The Finance and Corporate Affairs Minister of India, Mrs. Nirmala Sitharaman also stated that the Government may also consider suspending the trigger provisions under the Insolvency and Bankruptcy Code, 2016 in case the current situation following the outbreak of the COVID-19 continues to remain beyond 30.04.2020. Sections 7, 9 and 10 of the Code might be suspended for a period of six months in case the current situation shows no improvement.

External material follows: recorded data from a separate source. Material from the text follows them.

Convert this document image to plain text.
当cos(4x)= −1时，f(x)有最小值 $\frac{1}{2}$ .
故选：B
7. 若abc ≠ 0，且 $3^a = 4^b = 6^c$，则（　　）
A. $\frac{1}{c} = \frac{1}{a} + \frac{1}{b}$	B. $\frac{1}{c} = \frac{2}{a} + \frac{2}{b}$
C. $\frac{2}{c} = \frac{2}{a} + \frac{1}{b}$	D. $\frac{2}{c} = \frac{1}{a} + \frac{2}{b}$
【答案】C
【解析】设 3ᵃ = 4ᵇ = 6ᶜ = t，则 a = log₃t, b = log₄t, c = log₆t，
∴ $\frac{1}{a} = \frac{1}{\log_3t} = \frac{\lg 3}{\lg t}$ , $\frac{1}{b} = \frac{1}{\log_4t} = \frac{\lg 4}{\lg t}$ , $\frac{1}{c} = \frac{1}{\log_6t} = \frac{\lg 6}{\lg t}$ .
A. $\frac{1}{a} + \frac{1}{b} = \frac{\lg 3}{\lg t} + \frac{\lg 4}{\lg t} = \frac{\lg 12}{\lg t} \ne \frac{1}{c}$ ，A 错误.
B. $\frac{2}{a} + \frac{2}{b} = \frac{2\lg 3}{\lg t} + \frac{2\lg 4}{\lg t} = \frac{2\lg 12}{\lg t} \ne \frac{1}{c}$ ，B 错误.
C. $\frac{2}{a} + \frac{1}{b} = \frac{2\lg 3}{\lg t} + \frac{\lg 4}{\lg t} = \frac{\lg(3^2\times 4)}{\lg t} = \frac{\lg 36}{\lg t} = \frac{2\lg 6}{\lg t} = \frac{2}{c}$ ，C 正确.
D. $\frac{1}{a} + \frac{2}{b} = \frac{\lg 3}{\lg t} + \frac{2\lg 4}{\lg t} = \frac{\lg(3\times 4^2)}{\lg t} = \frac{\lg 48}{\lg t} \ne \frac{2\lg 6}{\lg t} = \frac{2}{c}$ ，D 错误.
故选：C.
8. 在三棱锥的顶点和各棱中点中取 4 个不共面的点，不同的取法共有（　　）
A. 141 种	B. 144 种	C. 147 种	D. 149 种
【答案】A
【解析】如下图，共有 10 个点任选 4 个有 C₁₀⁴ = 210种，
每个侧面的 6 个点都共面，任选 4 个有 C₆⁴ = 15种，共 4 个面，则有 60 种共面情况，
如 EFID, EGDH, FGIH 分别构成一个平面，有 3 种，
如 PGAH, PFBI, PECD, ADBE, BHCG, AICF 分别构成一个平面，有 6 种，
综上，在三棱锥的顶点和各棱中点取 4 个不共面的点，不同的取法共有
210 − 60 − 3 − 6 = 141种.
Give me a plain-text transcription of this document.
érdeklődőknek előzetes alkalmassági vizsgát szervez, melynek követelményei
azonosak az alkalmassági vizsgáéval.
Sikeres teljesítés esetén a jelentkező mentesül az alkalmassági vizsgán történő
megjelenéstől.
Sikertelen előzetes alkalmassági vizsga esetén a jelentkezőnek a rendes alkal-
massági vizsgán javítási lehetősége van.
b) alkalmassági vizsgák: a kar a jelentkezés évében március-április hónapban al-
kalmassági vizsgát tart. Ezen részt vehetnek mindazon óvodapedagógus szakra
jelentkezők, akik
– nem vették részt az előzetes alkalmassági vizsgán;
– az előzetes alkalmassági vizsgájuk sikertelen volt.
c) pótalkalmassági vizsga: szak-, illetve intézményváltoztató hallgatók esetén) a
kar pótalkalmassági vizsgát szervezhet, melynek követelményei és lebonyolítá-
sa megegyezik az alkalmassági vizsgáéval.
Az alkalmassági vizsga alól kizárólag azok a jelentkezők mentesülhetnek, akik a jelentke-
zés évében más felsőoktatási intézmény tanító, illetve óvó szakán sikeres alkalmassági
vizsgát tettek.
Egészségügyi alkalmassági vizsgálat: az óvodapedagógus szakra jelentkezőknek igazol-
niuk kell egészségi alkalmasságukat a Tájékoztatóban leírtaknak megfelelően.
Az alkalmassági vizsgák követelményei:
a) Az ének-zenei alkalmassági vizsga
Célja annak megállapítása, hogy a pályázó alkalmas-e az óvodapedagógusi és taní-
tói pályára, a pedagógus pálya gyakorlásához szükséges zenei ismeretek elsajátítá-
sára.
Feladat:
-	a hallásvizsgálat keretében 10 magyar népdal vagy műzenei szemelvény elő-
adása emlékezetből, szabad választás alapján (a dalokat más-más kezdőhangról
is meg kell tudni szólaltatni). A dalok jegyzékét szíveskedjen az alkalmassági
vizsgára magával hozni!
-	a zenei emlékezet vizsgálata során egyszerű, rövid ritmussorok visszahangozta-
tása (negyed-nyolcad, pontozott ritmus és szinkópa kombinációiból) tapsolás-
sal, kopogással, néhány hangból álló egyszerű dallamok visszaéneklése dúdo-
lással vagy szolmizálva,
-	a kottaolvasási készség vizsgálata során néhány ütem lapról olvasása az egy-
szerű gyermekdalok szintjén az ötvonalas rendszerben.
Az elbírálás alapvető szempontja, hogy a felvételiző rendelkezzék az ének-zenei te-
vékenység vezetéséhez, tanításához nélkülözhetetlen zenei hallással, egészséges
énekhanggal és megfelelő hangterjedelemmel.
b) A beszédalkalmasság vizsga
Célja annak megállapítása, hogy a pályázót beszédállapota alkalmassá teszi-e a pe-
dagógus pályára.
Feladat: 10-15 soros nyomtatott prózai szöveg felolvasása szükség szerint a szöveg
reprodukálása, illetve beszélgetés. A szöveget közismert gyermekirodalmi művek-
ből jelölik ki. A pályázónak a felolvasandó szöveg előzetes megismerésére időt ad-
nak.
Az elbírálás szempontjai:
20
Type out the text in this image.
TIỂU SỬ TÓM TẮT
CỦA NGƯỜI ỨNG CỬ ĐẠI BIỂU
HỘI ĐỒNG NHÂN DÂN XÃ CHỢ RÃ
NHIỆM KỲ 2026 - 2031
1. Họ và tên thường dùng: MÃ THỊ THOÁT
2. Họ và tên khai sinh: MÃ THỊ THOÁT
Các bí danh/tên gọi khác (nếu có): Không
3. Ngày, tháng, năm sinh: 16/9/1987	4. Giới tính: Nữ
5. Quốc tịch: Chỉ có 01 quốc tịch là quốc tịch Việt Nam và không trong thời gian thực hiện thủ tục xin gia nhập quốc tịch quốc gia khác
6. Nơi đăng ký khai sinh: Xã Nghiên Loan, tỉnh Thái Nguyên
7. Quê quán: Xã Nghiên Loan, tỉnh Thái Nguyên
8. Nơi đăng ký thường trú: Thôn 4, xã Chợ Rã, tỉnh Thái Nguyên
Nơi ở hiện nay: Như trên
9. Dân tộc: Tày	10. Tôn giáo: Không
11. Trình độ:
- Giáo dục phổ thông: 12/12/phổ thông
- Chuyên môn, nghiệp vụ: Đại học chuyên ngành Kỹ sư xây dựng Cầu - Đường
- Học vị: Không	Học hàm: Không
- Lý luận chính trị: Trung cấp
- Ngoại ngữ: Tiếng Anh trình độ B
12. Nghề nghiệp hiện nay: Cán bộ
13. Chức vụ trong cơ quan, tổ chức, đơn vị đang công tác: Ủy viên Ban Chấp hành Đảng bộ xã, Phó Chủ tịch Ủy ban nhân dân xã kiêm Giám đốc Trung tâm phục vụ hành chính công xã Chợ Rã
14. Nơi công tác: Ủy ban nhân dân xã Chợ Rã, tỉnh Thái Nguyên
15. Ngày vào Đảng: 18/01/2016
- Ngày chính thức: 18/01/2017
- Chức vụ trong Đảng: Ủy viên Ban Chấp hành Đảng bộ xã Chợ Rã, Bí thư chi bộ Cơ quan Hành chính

Again, if the suspension cited supra materializes, it largely appears to be good news for corporate entities, including MSME’s as this will give them a breathing period to revive and focus on the business without the worry of being pushed into insolvency either by an operational or a financial creditor. But one will have to also take into account the perspective of the bankers and their concerns and challenges. It might be really difficult to once again implement the financial discipline that were just starting to be seen amongst several companies which were in the default category; but as they say extraordinary circumstances call for extraordinary measures; this could be seen as one of them and hence at this moment commenting against the same might be premature. It would be advisable to discuss this matter once the government officially takes a call on this post 15.04.2020.
The anti-thought of the above is that when the same banker had been patient enough to allow the company to go to a level where it became a bad account and ultimately a Non-Performing Asset, they can wait for another six months and not make it appear as though the heavens will fall if the trigger of insolvency is withheld to allow the companies to revive which on a larger scale may assist the resuscitation of the economy. However these relaxations should not be seen as a precursor to withdrawal of the Code itself; as this is one piece of legislation which has been most effective and has led to recoveries of more than Rs 4 lakhs Crores; as per earlier statements of the very same finance minister. If withdrawal is going to be the case, then we are headed for some serious concerns and problems in the coming years.
By Anant Merathia, Poornima Devi & Priyanka Verma – Anant Merathia and Associates.